We could have fixed what was broken without this massive burden of debt. Covering the people who are high risk, covering children to age 26, eliminating denying coverage all together, etc. were simple fixes rolled into a complex equation.
The drugmakers were the whipping post to excite the masses for the need to reform healthcare. Guess what? They got more customers with extension of their products covered and paid for by the government in this bill. They are winners not losers. Did Obama, Kanjorski, and Carney tell the public that? Now that one WAS IN THE BILL.
The bill does nothing to reduce costs so premiums will still increase. And the biggest fact left out is the reality that every day there are more and more people in this nation and on this planet. Reducing total costs is a fantasy goal unachievable. If there are 80 million more people in this nation now than 30 years ago there is absolutely no way to reduce the total cost without reducing coverage and care.
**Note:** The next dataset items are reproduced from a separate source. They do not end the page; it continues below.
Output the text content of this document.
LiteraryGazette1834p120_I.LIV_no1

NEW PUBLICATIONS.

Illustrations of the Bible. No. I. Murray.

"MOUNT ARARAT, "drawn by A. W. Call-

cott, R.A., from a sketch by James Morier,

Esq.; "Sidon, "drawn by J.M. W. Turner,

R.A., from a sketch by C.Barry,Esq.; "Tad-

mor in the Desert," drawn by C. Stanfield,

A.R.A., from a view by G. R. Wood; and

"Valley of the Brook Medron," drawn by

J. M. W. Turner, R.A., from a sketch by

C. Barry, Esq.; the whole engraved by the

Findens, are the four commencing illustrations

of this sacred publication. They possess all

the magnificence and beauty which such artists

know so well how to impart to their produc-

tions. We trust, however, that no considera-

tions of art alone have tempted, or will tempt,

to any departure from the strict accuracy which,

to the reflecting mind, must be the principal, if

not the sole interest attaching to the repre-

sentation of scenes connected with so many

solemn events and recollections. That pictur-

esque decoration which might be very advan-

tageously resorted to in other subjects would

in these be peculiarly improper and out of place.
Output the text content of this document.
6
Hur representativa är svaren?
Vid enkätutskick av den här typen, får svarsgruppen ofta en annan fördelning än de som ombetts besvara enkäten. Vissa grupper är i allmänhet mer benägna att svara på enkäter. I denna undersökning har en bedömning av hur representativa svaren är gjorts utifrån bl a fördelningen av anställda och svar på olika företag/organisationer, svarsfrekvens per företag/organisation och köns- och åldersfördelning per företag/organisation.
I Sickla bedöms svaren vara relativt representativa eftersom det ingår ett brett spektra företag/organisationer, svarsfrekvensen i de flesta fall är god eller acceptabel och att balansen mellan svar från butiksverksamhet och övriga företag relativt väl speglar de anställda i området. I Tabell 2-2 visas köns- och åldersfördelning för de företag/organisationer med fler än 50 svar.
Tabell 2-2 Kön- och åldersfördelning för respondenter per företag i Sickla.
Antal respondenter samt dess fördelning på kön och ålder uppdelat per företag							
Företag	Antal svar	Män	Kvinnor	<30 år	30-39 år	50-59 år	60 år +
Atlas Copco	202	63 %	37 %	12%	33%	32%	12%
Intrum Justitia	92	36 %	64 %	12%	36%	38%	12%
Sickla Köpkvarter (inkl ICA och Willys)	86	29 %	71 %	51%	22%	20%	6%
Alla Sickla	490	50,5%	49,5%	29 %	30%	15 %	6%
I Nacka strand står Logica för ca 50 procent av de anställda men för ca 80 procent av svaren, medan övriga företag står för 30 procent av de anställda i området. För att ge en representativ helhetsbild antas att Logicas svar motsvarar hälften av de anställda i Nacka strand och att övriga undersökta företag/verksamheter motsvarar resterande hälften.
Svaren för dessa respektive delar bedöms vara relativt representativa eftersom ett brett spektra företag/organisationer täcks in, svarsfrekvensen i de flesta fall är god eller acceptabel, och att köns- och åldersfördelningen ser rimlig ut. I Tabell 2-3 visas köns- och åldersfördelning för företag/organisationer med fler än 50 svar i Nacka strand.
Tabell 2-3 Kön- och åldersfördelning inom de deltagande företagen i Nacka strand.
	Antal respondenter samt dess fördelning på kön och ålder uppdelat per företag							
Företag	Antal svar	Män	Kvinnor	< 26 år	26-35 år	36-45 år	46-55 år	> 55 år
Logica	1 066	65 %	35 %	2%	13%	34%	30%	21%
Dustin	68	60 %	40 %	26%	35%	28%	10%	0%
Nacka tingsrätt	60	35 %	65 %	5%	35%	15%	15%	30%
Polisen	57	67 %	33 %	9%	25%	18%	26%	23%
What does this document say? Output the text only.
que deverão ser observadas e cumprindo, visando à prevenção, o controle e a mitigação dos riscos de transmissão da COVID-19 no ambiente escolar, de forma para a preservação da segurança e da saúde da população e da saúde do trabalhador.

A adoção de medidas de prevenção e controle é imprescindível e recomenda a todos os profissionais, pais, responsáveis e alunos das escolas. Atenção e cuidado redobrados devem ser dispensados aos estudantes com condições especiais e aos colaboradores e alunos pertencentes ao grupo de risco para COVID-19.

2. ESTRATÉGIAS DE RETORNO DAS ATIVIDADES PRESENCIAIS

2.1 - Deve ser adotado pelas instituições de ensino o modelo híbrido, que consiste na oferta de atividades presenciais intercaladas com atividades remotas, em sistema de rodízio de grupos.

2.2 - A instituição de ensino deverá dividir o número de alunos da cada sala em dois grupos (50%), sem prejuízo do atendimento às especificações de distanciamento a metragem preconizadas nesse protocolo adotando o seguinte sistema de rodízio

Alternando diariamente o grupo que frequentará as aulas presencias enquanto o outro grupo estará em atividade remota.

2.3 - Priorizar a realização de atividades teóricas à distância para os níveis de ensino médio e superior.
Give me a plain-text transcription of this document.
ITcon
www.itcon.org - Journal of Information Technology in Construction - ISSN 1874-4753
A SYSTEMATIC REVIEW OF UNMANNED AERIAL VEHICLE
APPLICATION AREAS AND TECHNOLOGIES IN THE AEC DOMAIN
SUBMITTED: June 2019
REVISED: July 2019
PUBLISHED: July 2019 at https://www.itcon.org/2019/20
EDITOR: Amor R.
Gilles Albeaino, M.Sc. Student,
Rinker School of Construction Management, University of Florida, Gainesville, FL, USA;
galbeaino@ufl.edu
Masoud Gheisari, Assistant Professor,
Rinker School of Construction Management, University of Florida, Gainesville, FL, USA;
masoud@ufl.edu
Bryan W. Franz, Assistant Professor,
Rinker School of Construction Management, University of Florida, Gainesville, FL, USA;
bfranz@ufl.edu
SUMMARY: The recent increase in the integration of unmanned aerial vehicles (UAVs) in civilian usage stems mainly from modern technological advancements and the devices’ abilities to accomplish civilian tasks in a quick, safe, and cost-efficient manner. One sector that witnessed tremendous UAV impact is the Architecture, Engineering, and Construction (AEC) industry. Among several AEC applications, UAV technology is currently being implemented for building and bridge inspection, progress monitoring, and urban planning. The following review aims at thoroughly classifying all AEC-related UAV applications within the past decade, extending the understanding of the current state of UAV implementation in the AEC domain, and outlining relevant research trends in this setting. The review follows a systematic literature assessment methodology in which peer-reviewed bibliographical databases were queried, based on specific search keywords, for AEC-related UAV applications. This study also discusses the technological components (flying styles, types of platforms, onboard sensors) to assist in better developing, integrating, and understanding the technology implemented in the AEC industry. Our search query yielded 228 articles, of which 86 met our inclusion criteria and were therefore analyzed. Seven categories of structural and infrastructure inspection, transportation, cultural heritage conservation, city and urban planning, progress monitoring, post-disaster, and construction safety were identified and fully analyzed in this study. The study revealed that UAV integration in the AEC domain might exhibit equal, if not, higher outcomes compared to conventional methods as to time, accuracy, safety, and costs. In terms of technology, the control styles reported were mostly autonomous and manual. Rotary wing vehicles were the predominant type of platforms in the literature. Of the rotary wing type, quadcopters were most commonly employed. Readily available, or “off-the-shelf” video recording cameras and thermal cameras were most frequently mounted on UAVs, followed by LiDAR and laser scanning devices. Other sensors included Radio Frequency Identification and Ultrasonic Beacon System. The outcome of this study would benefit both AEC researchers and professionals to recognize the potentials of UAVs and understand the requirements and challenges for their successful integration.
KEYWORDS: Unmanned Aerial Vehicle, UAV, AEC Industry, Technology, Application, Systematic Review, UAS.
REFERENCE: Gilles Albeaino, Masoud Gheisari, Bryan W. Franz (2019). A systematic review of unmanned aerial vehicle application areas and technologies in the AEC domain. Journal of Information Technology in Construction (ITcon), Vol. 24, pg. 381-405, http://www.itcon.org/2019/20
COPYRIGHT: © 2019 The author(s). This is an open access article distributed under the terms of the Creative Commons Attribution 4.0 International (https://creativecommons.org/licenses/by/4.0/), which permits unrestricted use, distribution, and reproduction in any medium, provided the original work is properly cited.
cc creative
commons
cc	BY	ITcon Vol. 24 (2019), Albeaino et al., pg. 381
The constitutional challenges already started with Tom Corbett at the forefront. The stark reality is that Washington is forcing the costs of this plan onto the states. And they will have nothing of it.
The Louisiana Purchase has an opportunity to repeat itself. Why Lousiana gets $300 million in Medicaid funding while the other 49 get saddled with its costs is a question Kanjorski and Carney need to square up with their Pennsylania constituents.
As for the real benefits of the bill:
• COMING LATER:
The real transformation of America's health insurance system won't take place until 2014.
Four breathtaking changes will happen simultaneously:
• Insurers will be required to take all applicants. They won't be able to turn down people in poor health, or charge them more.
• States will set up new insurance supermarkets for small businesses and people buying their own coverage, pooling together to get the kind of purchasing clout government workers have now.
• Most Americans will be required to carry health insurance, either through an employer, a government program or by buying their own. Those who refuse will face fines from the IRS.
• Tax credits to help pay for premiums will start flowing to middle-class working families, and Medicaid will be expanded to cover more low income people. Households making up to four times the poverty level — about $88,000 for a family of four_ will be eligible for assistance. But the most generous aid — including help with copayments and deductibles — will be for those on the lower-to-middle rungs of the income scale.
When all is said and done, the majority of working-age Americans and their families will still have employer-sponsored coverage, as they do now. But the number of uninsured will drop by more than half. Illegal immigrants would account for more than one-third of the remaining 23 million people without coverage.
Cost could be the Achilles' heel of the whole effort.
"I hope it is not repealed, because we do need to extend coverage to most of our population," said Gail Wilensky, who ran Medicare for President George H.W. Bush and remains a leading health care adviser to Republicans. "But it could well be substantially modified. It expands coverage, but it does very little to take on two other major issues: improving quality and leveling the rate of growth in spending."
P.S. One more thing...Congress gets to keep its Cadillac plan and does not participate in this legislation like the rest of us.